I may very well be the last person on the planet to admit to liking Windows 8.1. Until recently, my desktop was still running Windows XP, and my laptop was (and still is) running Windows 7. I avoided Vista like the plague, and I took pride in still being a XP user.
I was even reluctant about Windows 7, but when I found out that it was very similar to XP (only better), I was ready to embrace it. It's hard to believe that it's already been four years since its initial release.
Then along came Windows 8 and I thought Microsoft had jumped the shark for sure. I would never want my operating system to behave like a smartphone interface, or at least so I thought. I was planning on installing 7 on my new computer.
However, as it turns out, I was a little quick to judge. A salesman at a computer store took me on a quick tour of the OS, and he practically sold me on it on the spot (and I should note that rarely am I that agreeable). I must confess, I have really been enjoying my Windows 8.1 experience since installation. Here are my reasons for liking the platform.
This probably sounds like a crazy, irrational reason for liking any OS. Having said that, it's easy to bore of the same old interface, be it XP or 7. Moreover, previous versions of the OS were perhaps a little too visually oriented; Vista in particular. It got in the way of usability.
I knew nothing of flat design until I started doing some research for an article I was writing. For whatever reason, it resonated with me, and I find this new trend inspiring as a content marketer and web designer.
Windows has always had its quirks. I would not say that Windows 8.1 is an exception. However, even with a lot of programs running in the background, I have had very few things crash on me (I think Firefox crashed once since I've started using 8.1).
If you've been using previous versions of Windows and you upgrade to 8, the simplicity can almost be jarring. At times, you may even stop to wonder, "No more steps?" That's how straightforward the workflow has become. Even the installation process made me go "What? That's it?"
Best to my knowledge, Windows 8 is a fairly lightweight platform, even compared to 7. In other words, there's less room for things to go wrong because of the OS (which was a problem with previous versions).
8.1 does not feel clunky or overly involved. It does take a little bit of getting used to, because the names of some menu items have changed, and your personal workflow does have to adapt to the new interface. However, because of how simple the platform is, it doesn't take long to figure out.
Microsoft will be ending support for XP on April 8, 2014, so it's good to know that 8 allows you to use compatibility mode for older software.
I'm not sure how well it works in practice, but it's nice to know that Microsoft is making an effort to cater to the demands of the market.
Because I use my desktop computer for the daily operation of my blogs and businesses, I leave it on all the time.
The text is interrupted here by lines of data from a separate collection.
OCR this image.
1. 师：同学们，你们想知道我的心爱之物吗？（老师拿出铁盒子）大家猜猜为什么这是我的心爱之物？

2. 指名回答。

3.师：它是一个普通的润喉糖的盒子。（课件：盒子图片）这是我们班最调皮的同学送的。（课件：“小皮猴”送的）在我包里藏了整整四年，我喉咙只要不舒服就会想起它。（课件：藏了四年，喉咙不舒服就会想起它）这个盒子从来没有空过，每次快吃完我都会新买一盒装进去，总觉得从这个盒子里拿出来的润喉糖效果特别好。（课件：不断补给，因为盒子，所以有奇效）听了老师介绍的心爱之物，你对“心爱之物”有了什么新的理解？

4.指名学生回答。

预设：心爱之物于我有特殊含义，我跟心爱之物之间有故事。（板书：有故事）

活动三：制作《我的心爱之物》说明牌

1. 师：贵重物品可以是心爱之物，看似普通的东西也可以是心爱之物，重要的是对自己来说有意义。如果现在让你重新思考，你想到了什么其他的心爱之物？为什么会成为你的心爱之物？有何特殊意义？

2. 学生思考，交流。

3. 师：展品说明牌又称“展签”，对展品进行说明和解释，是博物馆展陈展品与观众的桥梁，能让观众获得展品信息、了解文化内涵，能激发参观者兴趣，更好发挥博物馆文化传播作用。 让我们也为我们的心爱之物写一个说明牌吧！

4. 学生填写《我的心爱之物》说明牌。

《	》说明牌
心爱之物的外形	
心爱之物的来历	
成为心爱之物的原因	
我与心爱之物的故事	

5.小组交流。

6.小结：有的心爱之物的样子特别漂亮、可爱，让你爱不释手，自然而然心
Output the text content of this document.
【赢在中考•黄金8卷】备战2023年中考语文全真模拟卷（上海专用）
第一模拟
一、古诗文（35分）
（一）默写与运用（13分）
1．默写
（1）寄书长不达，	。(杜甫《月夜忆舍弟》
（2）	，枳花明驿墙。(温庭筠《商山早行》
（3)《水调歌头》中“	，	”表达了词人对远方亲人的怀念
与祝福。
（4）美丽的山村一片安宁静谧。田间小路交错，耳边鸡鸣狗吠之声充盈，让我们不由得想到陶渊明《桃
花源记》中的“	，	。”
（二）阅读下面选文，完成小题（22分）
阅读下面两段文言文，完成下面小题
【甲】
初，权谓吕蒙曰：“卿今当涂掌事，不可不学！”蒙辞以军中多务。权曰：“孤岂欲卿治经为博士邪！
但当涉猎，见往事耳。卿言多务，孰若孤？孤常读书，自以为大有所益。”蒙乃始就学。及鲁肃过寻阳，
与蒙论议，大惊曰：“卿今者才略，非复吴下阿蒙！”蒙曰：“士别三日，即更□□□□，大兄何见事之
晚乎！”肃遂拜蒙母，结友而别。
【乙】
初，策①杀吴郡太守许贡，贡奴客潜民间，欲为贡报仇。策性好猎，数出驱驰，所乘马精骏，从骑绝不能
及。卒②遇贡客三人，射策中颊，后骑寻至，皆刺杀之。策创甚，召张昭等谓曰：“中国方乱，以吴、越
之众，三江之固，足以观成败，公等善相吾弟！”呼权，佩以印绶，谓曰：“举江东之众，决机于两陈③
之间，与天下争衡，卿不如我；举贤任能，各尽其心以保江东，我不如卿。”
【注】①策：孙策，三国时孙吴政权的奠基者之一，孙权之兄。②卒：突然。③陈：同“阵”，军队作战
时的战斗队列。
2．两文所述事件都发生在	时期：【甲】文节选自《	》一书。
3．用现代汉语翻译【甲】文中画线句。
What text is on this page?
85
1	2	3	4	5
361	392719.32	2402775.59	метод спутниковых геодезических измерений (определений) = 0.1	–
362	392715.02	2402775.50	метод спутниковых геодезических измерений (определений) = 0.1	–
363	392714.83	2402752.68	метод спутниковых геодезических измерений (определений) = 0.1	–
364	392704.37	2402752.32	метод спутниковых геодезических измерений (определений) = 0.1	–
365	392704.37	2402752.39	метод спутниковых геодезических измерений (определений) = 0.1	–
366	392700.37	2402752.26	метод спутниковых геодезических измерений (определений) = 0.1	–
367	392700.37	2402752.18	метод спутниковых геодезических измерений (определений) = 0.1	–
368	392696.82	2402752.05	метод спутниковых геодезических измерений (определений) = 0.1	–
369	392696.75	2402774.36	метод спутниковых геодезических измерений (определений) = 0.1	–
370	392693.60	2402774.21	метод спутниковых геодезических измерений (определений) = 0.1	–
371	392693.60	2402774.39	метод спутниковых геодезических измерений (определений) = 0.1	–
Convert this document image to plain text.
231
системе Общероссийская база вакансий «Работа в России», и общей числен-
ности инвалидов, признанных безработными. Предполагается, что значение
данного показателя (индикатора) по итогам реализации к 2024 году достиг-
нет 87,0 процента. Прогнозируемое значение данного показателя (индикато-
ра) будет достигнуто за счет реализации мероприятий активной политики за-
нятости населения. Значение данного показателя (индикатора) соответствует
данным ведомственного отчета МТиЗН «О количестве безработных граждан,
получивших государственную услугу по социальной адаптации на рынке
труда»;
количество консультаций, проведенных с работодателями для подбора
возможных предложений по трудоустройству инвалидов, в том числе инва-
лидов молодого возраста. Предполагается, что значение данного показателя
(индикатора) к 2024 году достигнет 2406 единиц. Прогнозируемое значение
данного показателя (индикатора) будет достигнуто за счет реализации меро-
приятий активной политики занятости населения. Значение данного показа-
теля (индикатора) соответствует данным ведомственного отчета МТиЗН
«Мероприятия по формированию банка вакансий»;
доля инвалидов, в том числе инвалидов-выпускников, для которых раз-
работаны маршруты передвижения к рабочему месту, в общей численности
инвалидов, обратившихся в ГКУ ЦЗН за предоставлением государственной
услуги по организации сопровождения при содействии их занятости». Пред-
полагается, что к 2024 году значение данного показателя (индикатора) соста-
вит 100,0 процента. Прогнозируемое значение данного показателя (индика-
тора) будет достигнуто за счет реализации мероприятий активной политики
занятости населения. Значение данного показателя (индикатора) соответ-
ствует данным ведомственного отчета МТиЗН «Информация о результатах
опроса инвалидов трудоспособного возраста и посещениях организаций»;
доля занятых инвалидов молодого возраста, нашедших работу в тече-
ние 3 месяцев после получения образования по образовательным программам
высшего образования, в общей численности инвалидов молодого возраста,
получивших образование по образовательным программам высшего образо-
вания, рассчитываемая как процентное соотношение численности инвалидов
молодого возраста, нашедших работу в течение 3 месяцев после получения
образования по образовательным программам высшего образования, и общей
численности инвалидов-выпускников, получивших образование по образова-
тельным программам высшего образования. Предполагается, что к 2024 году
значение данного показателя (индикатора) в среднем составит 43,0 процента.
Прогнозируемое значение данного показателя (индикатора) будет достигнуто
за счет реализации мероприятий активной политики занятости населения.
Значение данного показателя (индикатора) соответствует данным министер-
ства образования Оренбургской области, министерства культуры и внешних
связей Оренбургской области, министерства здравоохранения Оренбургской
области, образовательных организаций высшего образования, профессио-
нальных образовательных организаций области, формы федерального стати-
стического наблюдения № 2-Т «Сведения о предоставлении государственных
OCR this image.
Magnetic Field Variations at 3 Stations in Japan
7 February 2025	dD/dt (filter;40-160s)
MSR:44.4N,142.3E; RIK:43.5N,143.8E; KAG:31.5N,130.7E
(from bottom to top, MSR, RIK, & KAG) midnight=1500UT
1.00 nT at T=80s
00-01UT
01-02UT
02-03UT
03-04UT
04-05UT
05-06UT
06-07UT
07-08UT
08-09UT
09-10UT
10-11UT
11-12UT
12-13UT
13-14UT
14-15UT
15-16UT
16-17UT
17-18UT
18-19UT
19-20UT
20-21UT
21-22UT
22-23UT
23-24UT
When I started using 8.1, I was not aware that the OS automatically puts your computer to sleep after a set amount of time.
When I left my desk and came back to my computer after a couple of hours, I was surprised to find that the fans and the lights in my tower were off. For a moment I had assumed that the computer had overheated, or something had gone terribly wrong (I have new components in my system, after all). Then I came to find out that the computer was just in sleep mode, like on a laptop or an eReader. Cool beans.
Bing Smart Search
Simply hit the Windows key on your keyboard or click on the icon in the bottom left hand corner of the taskbar, and up comes Bing Smart Search. This is what initially repelled me about Windows 8.
However, I have come to appreciate it now. I like the fact that you can pull up the Bing Smart Search at any time on any monitor (I use three displays). You don't have to move your cursor around before you start typing. Searching your entire system and the web has never been simpler or quicker.
Moreover, beneath it all, the good old desktop still exists, and it's basically just a simplified Windows 7 interface.
Credit: Screenshot - David Andrew WiebeThis is a feature I've always appreciated, but it never really worked properly in previous versions of Windows. The reason I use the Input Method Editor is because I am bilingual and I like to communicate with my Japanese friends. Being able to search and write messages in Japanese has become a rather necessary part of my communication.
However, on my last XP machine, the IME feature outright did not work. It worked on my laptop, but it was still a little clunky. I would have to move my cursor over to a form or a text area and re-select the particular typing mode I wanted to use, at least once if not several times before it would actually work. Switching back to English was sometimes equally tedious.
I am glad that they've improved upon this feature. It has never been easier to switch between English and Japanese on the fly.